If you aren’t getting as much acceptance as you want (but you are actually diagnosing comprehensively as to your own philosophy and you are presenting big picture), because patients object to the money or other excuses, then you have to work backwards as to where you are not building enough value along the way.  From phone to follow-through there is something out of alignment with what you want to accomplish for your patients’ benefit and health.

And finally, if we are going to be successful in doing any of these things and we want to “win the day,” as I like to say it, then we have to have a plan for success every single day before the day begins.

This means that you literally start every day knowing how you are going to help your patients get healthy, where opportunity exist, and what each team member is going to do to contribute.

It means that you should be able to see the success of your goals coming to fruition before they happen because you have “lived it” first at the start of everyday.  Then you review your progress at the end of the day to ensure nothing is missing and every action, patient, dollar of treatment is accounted for.

That is how you engineer success.  Deliberately.

I will also talk about “the future” too and getting ahead of the schedule… don’t worry that’s coming.  For today, we are talking about how you can create and control the outcomes you want every-single-day in your practice.

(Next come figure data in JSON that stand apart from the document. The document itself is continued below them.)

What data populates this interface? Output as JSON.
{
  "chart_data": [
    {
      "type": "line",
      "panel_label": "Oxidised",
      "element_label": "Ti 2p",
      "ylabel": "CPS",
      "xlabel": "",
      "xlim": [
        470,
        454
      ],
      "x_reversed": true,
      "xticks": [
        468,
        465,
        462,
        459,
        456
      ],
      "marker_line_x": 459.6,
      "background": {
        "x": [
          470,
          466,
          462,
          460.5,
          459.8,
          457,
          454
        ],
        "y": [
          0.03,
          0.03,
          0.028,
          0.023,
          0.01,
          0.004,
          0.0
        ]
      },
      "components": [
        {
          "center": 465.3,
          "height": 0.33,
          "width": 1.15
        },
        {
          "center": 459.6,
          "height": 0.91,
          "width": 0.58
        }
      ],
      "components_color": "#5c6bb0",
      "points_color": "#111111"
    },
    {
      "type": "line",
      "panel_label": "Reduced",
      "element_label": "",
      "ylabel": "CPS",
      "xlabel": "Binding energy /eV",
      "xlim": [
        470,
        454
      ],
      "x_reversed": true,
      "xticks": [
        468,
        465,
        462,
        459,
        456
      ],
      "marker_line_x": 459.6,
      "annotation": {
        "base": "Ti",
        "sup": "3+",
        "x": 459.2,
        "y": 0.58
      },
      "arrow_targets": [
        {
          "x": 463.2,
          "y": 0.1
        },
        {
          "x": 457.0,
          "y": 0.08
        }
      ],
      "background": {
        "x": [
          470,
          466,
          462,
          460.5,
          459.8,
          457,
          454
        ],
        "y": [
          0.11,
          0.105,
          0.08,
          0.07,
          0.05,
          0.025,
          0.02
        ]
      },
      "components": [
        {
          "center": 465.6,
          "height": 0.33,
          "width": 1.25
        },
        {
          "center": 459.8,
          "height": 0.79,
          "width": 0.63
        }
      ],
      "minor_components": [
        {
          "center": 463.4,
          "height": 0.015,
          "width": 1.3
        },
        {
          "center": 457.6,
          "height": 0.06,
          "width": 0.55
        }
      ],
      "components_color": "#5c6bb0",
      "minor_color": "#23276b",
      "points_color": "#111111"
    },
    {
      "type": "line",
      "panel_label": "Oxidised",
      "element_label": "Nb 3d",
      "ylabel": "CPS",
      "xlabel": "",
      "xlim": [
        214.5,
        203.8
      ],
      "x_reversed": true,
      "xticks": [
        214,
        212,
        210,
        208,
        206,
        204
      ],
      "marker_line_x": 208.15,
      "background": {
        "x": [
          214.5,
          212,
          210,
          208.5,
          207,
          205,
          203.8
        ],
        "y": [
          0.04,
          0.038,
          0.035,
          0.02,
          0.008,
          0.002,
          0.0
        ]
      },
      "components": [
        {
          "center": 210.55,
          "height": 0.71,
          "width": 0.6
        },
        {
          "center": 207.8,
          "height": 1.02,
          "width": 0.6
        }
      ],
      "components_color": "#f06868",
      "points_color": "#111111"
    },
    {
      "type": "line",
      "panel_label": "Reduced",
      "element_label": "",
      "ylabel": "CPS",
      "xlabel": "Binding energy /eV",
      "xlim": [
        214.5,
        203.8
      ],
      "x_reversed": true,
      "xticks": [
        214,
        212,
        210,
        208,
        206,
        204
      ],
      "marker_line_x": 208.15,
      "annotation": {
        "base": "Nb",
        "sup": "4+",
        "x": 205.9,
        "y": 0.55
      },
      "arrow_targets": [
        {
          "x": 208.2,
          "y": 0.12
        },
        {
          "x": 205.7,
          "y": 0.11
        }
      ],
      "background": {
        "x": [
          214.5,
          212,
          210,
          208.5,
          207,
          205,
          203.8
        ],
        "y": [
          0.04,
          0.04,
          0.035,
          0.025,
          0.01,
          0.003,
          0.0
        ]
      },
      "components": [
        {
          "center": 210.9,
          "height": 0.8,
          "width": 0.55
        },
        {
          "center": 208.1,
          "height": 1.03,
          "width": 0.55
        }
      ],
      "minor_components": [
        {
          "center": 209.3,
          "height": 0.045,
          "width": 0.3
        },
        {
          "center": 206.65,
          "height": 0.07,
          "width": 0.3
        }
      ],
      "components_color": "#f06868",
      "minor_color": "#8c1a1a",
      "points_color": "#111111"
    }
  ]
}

You see, all of these things are capable of being reverse engineered so that there is guaranteed victories and that, as I said last week, you are working with an advantage instead of a disadvantage.

That’s just it, in business and in life, you don’t have to rely on luck or accidents or hoping that things go your way.  You can engineer them to happen if you know what outcome you want and work backwards to achieve it.

You do that with every procedure and hopefully with every treatment plan so why would you not do that for everything else.